By alignment, the cornerback is outside leverage on Moreau’s out breaking route. This means it’s going to be tough for him to win outside to the sideline. Danny has to see that before the snap and understand that he can’t just wait on this route to come open. He knows he has a backside crosser and right when he gets his head around on the bootleg, he should probably get to his crosser, who’s open.

Right now, this is the biggest difference between Etling and Brennan. The arm strength. Power isn’t everything but it makes the difference when you have to make off balance throws. This should not be a difficult pass for Etling to complete but sometimes his arm just doesn’t work him. More on this Brennan throw later because I really like it.

If Etling could just do this more consistently, we’d have no problems. But, of course, that’s the problem. If you’re a Division-1 starting QB and a senior you can make these throws the difference is that the really good ones do it all the time, not just once in a while. On the play, once Danny sees the corner turns his hips and run with the fade route, he knows he just needs to put the ball on the sideline for his receiver to make a catch.

It’s tough to see what actually happens here (there’s no replay) but I think Danny makes the right read. If the defender to the inside of the stacked receivers stays short, he can throw the post because Chark will have inside leverage on the cornerback. That’s what happens here but Danny needs to hit him in the hands.

Myles and Danny both making the same read for a completion.

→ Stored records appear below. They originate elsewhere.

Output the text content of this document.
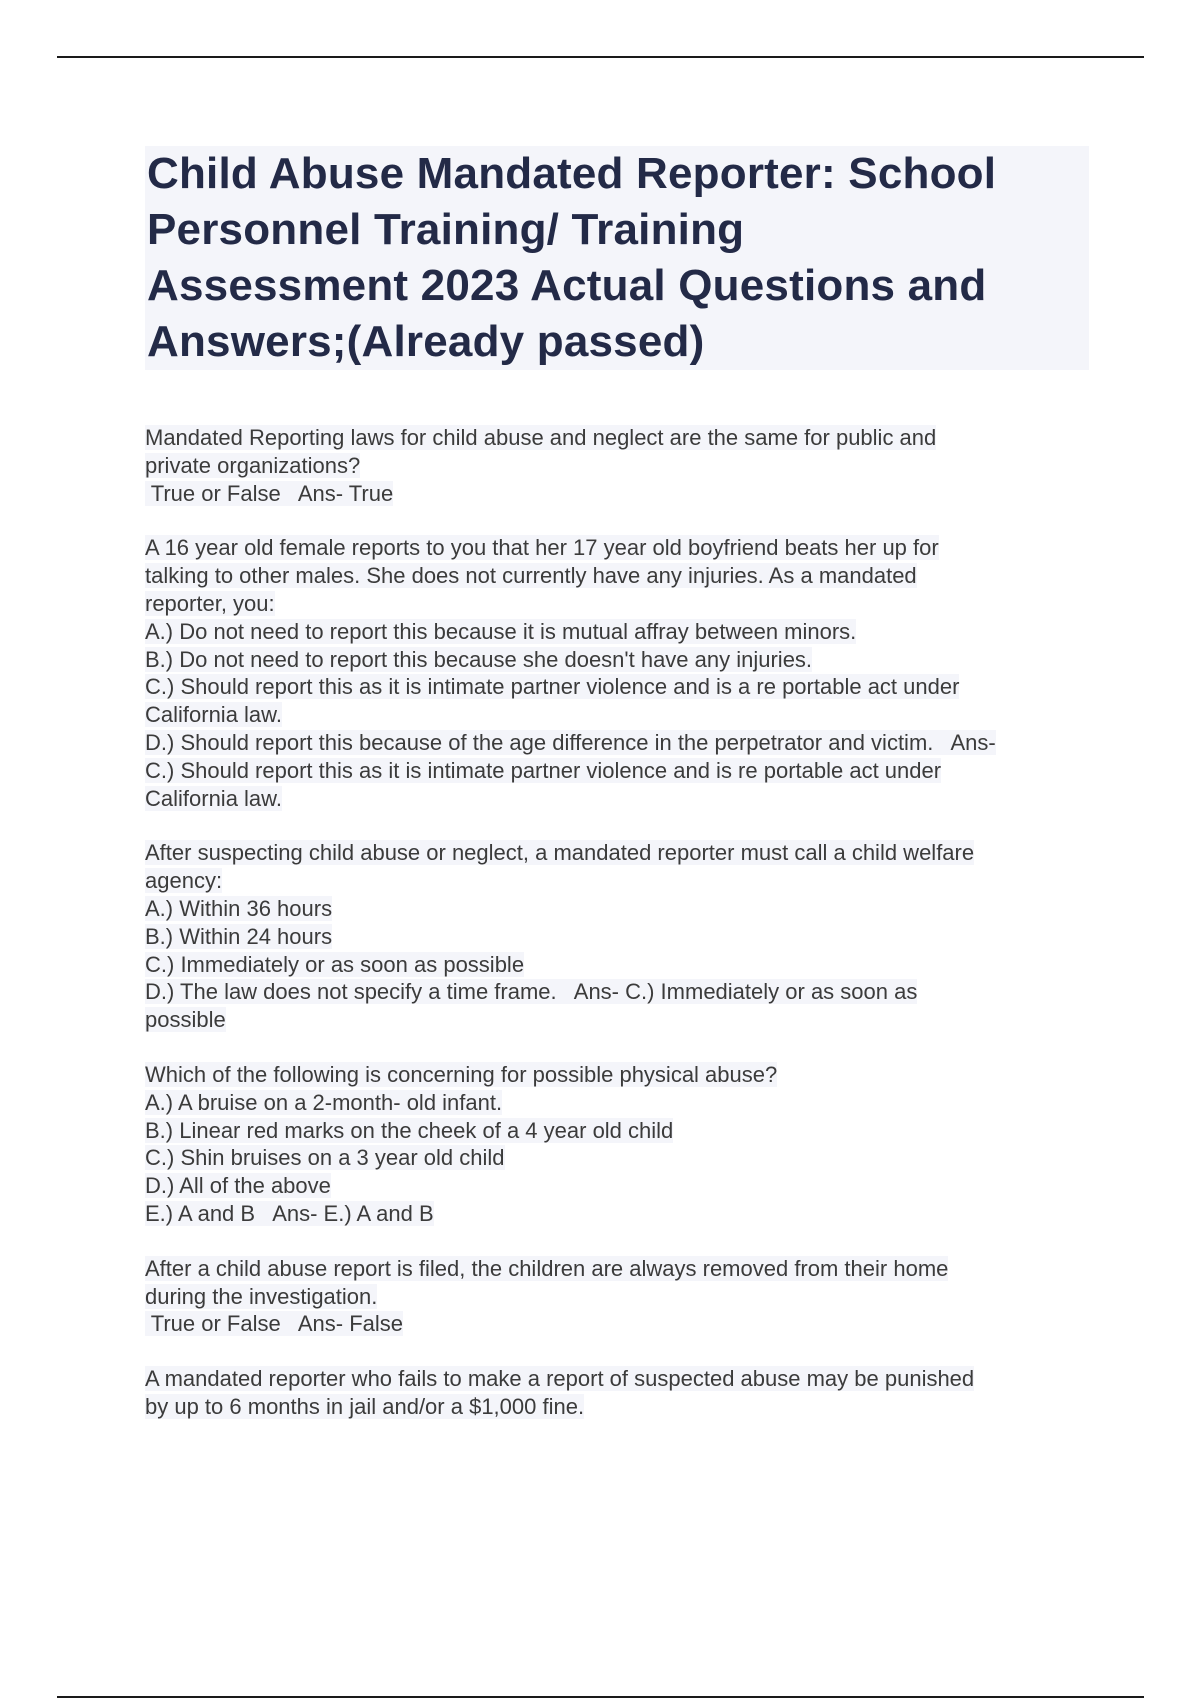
Child Abuse Mandated Reporter: School
Personnel Training/ Training
Assessment 2023 Actual Questions and
Answers;(Already passed)
Mandated Reporting laws for child abuse and neglect are the same for public and
private organizations?
True or False   Ans- True
A 16 year old female reports to you that her 17 year old boyfriend beats her up for
talking to other males. She does not currently have any injuries. As a mandated
reporter, you:
A.) Do not need to report this because it is mutual affray between minors.
B.) Do not need to report this because she doesn't have any injuries.
C.) Should report this as it is intimate partner violence and is a re portable act under
California law.
D.) Should report this because of the age difference in the perpetrator and victim.   Ans-
C.) Should report this as it is intimate partner violence and is re portable act under
California law.
After suspecting child abuse or neglect, a mandated reporter must call a child welfare
agency:
A.) Within 36 hours
B.) Within 24 hours
C.) Immediately or as soon as possible
D.) The law does not specify a time frame.   Ans- C.) Immediately or as soon as
possible
Which of the following is concerning for possible physical abuse?
A.) A bruise on a 2-month- old infant.
B.) Linear red marks on the cheek of a 4 year old child
C.) Shin bruises on a 3 year old child
D.) All of the above
E.) A and B   Ans- E.) A and B
After a child abuse report is filed, the children are always removed from their home
during the investigation.
True or False   Ans- False
A mandated reporter who fails to make a report of suspected abuse may be punished
by up to 6 months in jail and/or a $1,000 fine.
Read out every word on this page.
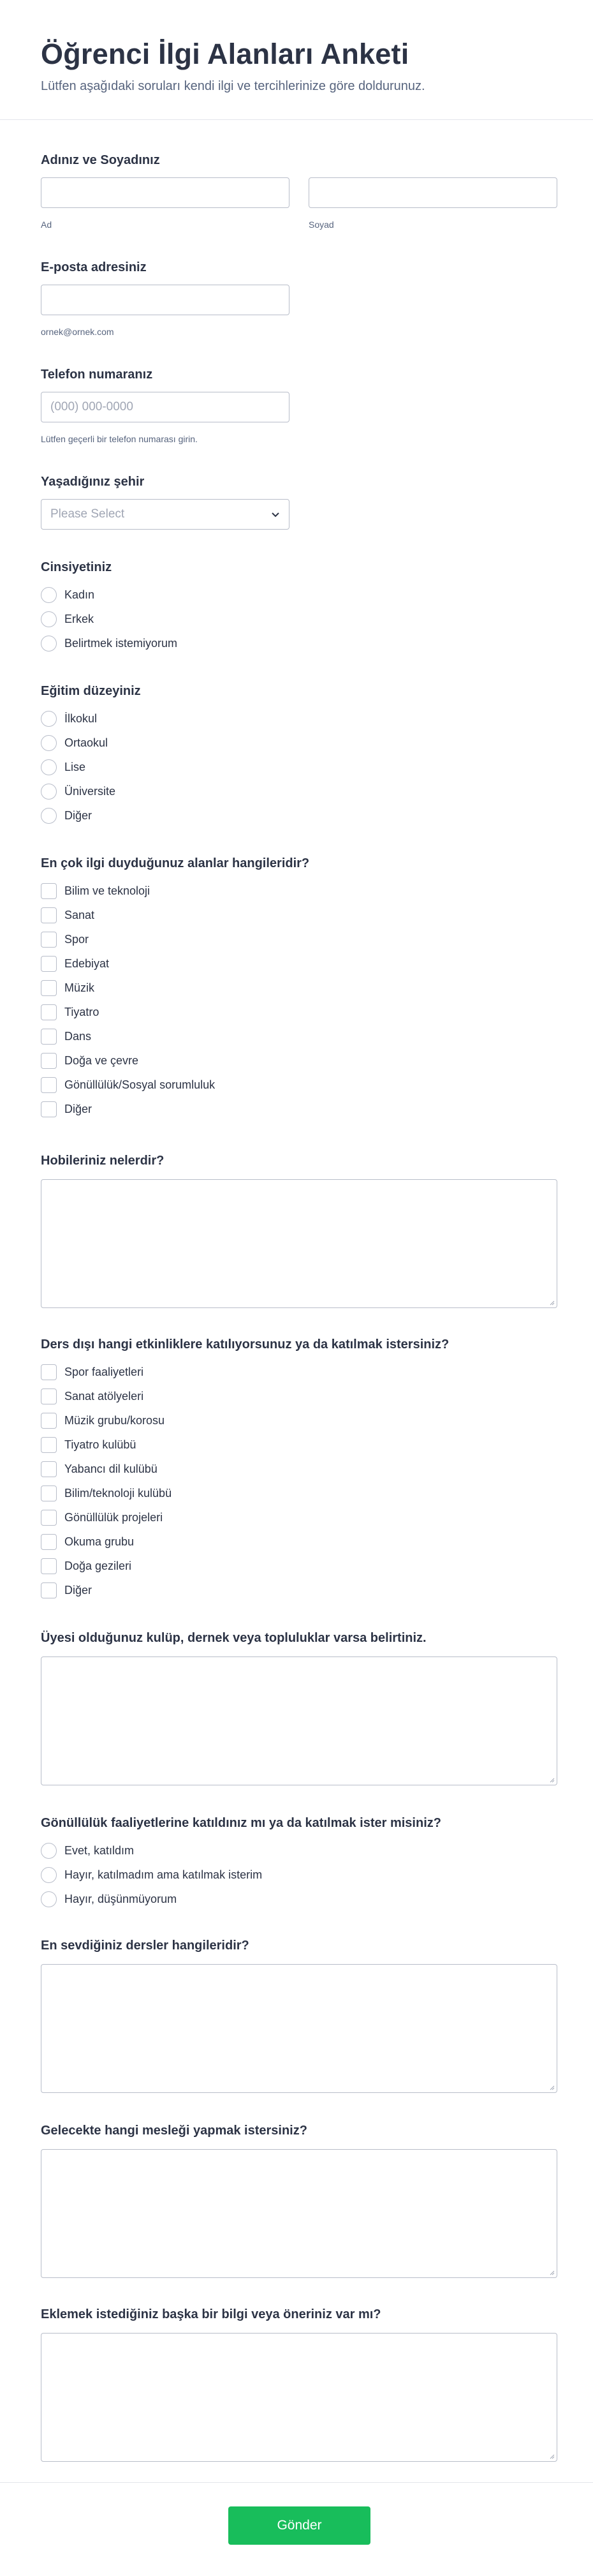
Öğrenci İlgi Alanları Anketi

Lütfen aşağıdaki soruları kendi ilgi ve tercihlerinize göre doldurunuz.

Adınız ve Soyadınız
Ad	Soyad
E-posta adresiniz
ornek@ornek.com
Telefon numaranız
(000) 000-0000
Lütfen geçerli bir telefon numarası girin.
Yaşadığınız şehir
Please Select
Cinsiyetiniz
Kadın
Erkek
Belirtmek istemiyorum
Eğitim düzeyiniz
İlkokul
Ortaokul
Lise
Üniversite
Diğer
En çok ilgi duyduğunuz alanlar hangileridir?
Bilim ve teknoloji
Sanat
Spor
Edebiyat
Müzik
Tiyatro
Dans
Doğa ve çevre
Gönüllülük/Sosyal sorumluluk
Diğer
Hobileriniz nelerdir?
Ders dışı hangi etkinliklere katılıyorsunuz ya da katılmak istersiniz?
Spor faaliyetleri
Sanat atölyeleri
Müzik grubu/korosu
Tiyatro kulübü
Yabancı dil kulübü
Bilim/teknoloji kulübü
Gönüllülük projeleri
Okuma grubu
Doğa gezileri
Diğer
Üyesi olduğunuz kulüp, dernek veya topluluklar varsa belirtiniz.
Gönüllülük faaliyetlerine katıldınız mı ya da katılmak ister misiniz?
Evet, katıldım
Hayır, katılmadım ama katılmak isterim
Hayır, düşünmüyorum
En sevdiğiniz dersler hangileridir?
Gelecekte hangi mesleği yapmak istersiniz?
Eklemek istediğiniz başka bir bilgi veya öneriniz var mı?
Gönder
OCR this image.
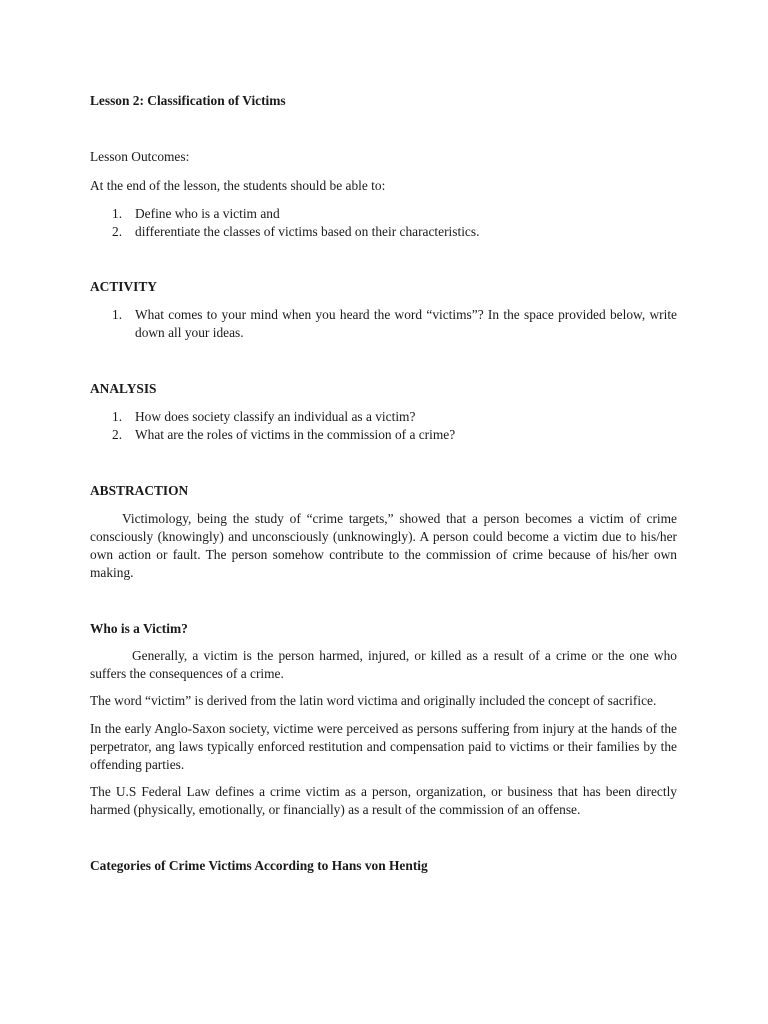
Lesson 2: Classification of Victims

Lesson Outcomes:

At the end of the lesson, the students should be able to:

1. Define who is a victim and
2. differentiate the classes of victims based on their characteristics.

ACTIVITY

1. What comes to your mind when you heard the word “victims”? In the space provided below, write down all your ideas.

ANALYSIS

1. How does society classify an individual as a victim?
2. What are the roles of victims in the commission of a crime?

ABSTRACTION

Victimology, being the study of “crime targets,” showed that a person becomes a victim of crime consciously (knowingly) and unconsciously (unknowingly). A person could become a victim due to his/her own action or fault. The person somehow contribute to the commission of crime because of his/her own making.

Who is a Victim?

Generally, a victim is the person harmed, injured, or killed as a result of a crime or the one who suffers the consequences of a crime.

The word “victim” is derived from the latin word victima and originally included the concept of sacrifice.

In the early Anglo-Saxon society, victime were perceived as persons suffering from injury at the hands of the perpetrator, ang laws typically enforced restitution and compensation paid to victims or their families by the offending parties.

The U.S Federal Law defines a crime victim as a person, organization, or business that has been directly harmed (physically, emotionally, or financially) as a result of the commission of an offense.

Categories of Crime Victims According to Hans von Hentig
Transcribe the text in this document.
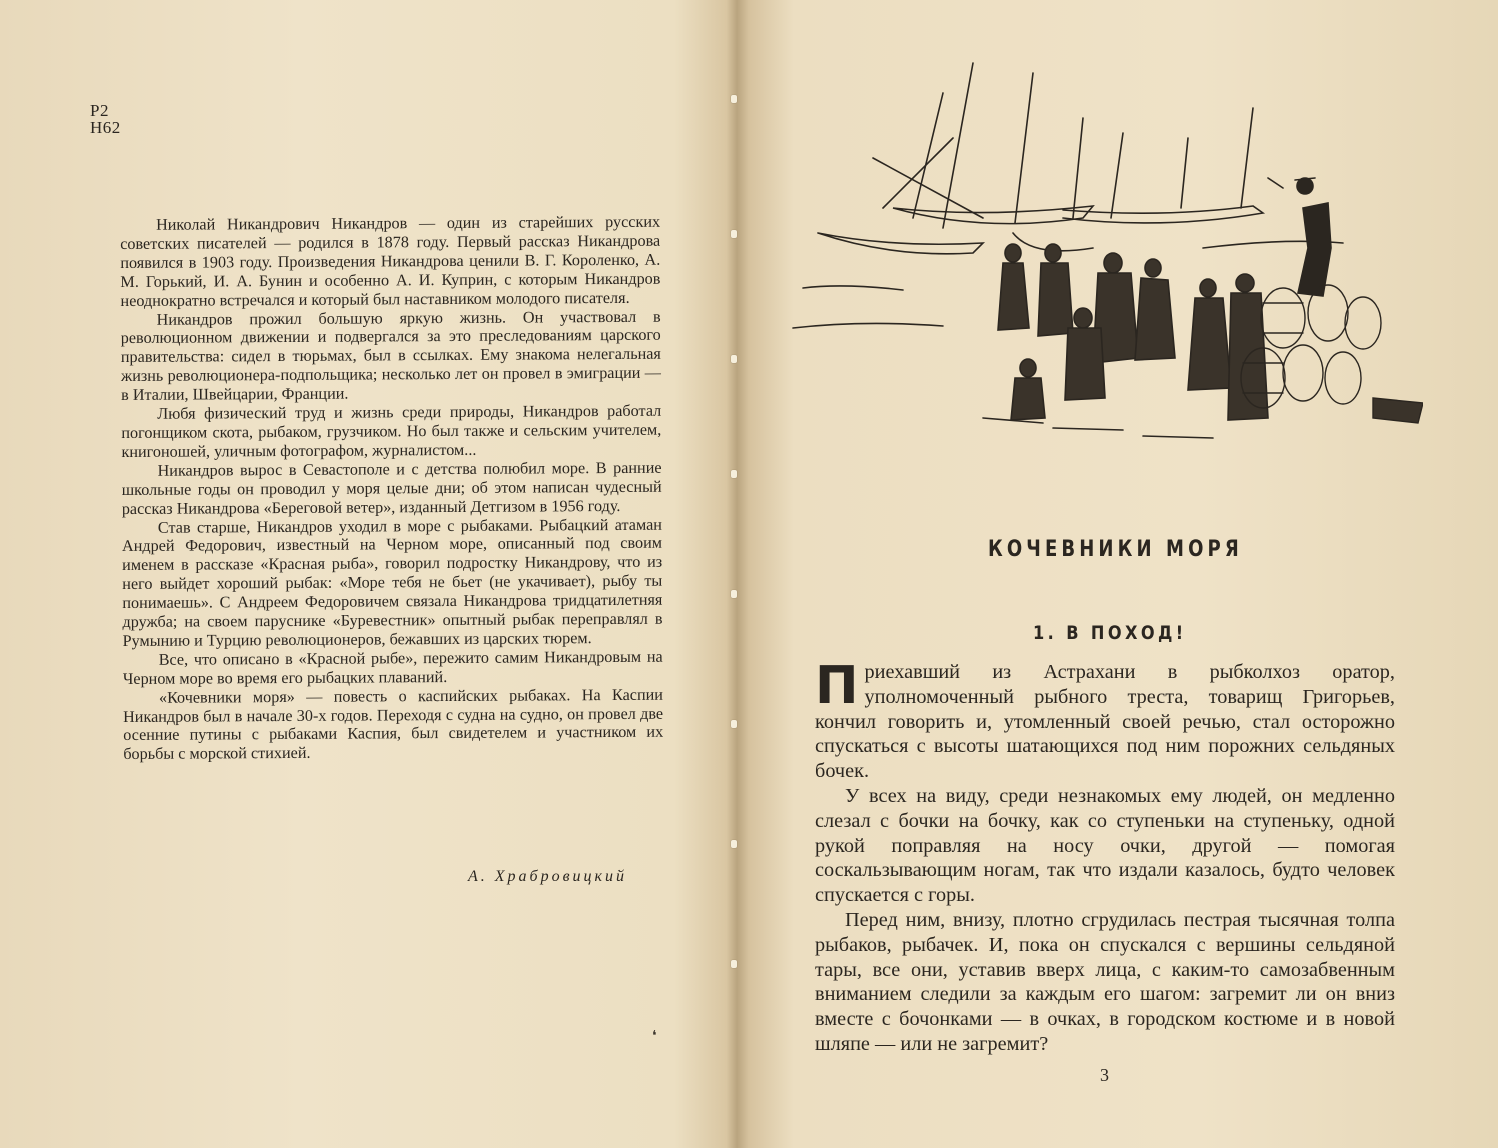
Р2
Н62

Николай Никандрович Никандров — один из старейших русских советских писателей — родился в 1878 году. Первый рассказ Никандрова появился в 1903 году. Произведения Никандрова ценили В. Г. Короленко, А. М. Горький, И. А. Бунин и особенно А. И. Куприн, с которым Никандров неоднократно встречался и который был наставником молодого писателя.

Никандров прожил большую яркую жизнь. Он участвовал в революционном движении и подвергался за это преследованиям царского правительства: сидел в тюрьмах, был в ссылках. Ему знакома нелегальная жизнь революционера-подпольщика; несколько лет он провел в эмиграции — в Италии, Швейцарии, Франции.

Любя физический труд и жизнь среди природы, Никандров работал погонщиком скота, рыбаком, грузчиком. Но был также и сельским учителем, книгоношей, уличным фотографом, журналистом...

Никандров вырос в Севастополе и с детства полюбил море. В ранние школьные годы он проводил у моря целые дни; об этом написан чудесный рассказ Никандрова «Береговой ветер», изданный Детгизом в 1956 году.

Став старше, Никандров уходил в море с рыбаками. Рыбацкий атаман Андрей Федорович, известный на Черном море, описанный под своим именем в рассказе «Красная рыба», говорил подростку Никандрову, что из него выйдет хороший рыбак: «Море тебя не бьет (не укачивает), рыбу ты понимаешь». С Андреем Федоровичем связала Никандрова тридцатилетняя дружба; на своем паруснике «Буревестник» опытный рыбак переправлял в Румынию и Турцию революционеров, бежавших из царских тюрем.

Все, что описано в «Красной рыбе», пережито самим Никандровым на Черном море во время его рыбацких плаваний.

«Кочевники моря» — повесть о каспийских рыбаках. На Каспии Никандров был в начале 30-х годов. Переходя с судна на судно, он провел две осенние путины с рыбаками Каспия, был свидетелем и участником их борьбы с морской стихией.

А. Храбровицкий
❛
КОЧЕВНИКИ МОРЯ
1. В ПОХОД!

Приехавший из Астрахани в рыбколхоз оратор, уполномоченный рыбного треста, товарищ Григорьев, кончил говорить и, утомленный своей речью, стал осторожно спускаться с высоты шатающихся под ним порожних сельдяных бочек.

У всех на виду, среди незнакомых ему людей, он медленно слезал с бочки на бочку, как со ступеньки на ступеньку, одной рукой поправляя на носу очки, другой — помогая соскальзывающим ногам, так что издали казалось, будто человек спускается с горы.

Перед ним, внизу, плотно сгрудилась пестрая тысячная толпа рыбаков, рыбачек. И, пока он спускался с вершины сельдяной тары, все они, уставив вверх лица, с каким-то самозабвенным вниманием следили за каждым его шагом: загремит ли он вниз вместе с бочонками — в очках, в городском костюме и в новой шляпе — или не загремит?

3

Syracuse rolls down from a two-high safety defense to a single-high, man coverage defense. The guy who rotates down is the “rat” player on defense meaning he’s often going to be reading the quarterbacks eyes and trying to jump a route. Once Danny sees him stray to far to the strong side, he comes back and hits the weakside dig which he knows is going to come open. Great read, great ball.

The concept is pretty straight forward: if the safety stays low, you hit them over the top and that’s what Danny does with another great ball. What makes this play work is the pre-snap motion. Syracuse is going to spin their safeties so that the deep safety comes down and now the weakside corner has to play deep. The corner sees the route by the tight end right in front of his face so he has to take it and then Danny can hit the long one down the field.


He gets the ball out really quick, it’s nice to watch. ‘Cuse blitzes off the weakside so Williams is wide open and Myles makes the read.

Most flood concepts are going to have the quarterback read the flat defender. In this case it’s the slot cornerback. He’s way to close to the flat route for Myles to really think about throwing this. The whole point of the flat route is to pull flat defender up so you can throw over him. Not sure what the other routes were but I’m pretty sure Chark is wide open on a deep out route.

Here’s that same concept from earlier but Syracuse does a better job with their “peel” rules. When you send pressure, usually you need someone to pick up the running back out of the backfield. It’s often the c-gap/contain player. In this case, it’s the defensive end, so he takes Williams and then the spot route gets covered up by the safety who is rotating down. No panic from Myles, as he moves in the pocket and gets to his rush read for a completion. Real good stuff.

The interception happens on the same concept. I think this is Myles’ fault. The end peels off on the running back again, so Brennan knows to go to his spot route. The problem is the he double clutches on the ball when he gets to the end of his drop for some reason, even though Drake Davis is open. Once he does this, Davis thinks he needs to move around and find an opening with the assumption that he’s being covered. Myles needs to throw this right away and it would have been a completion.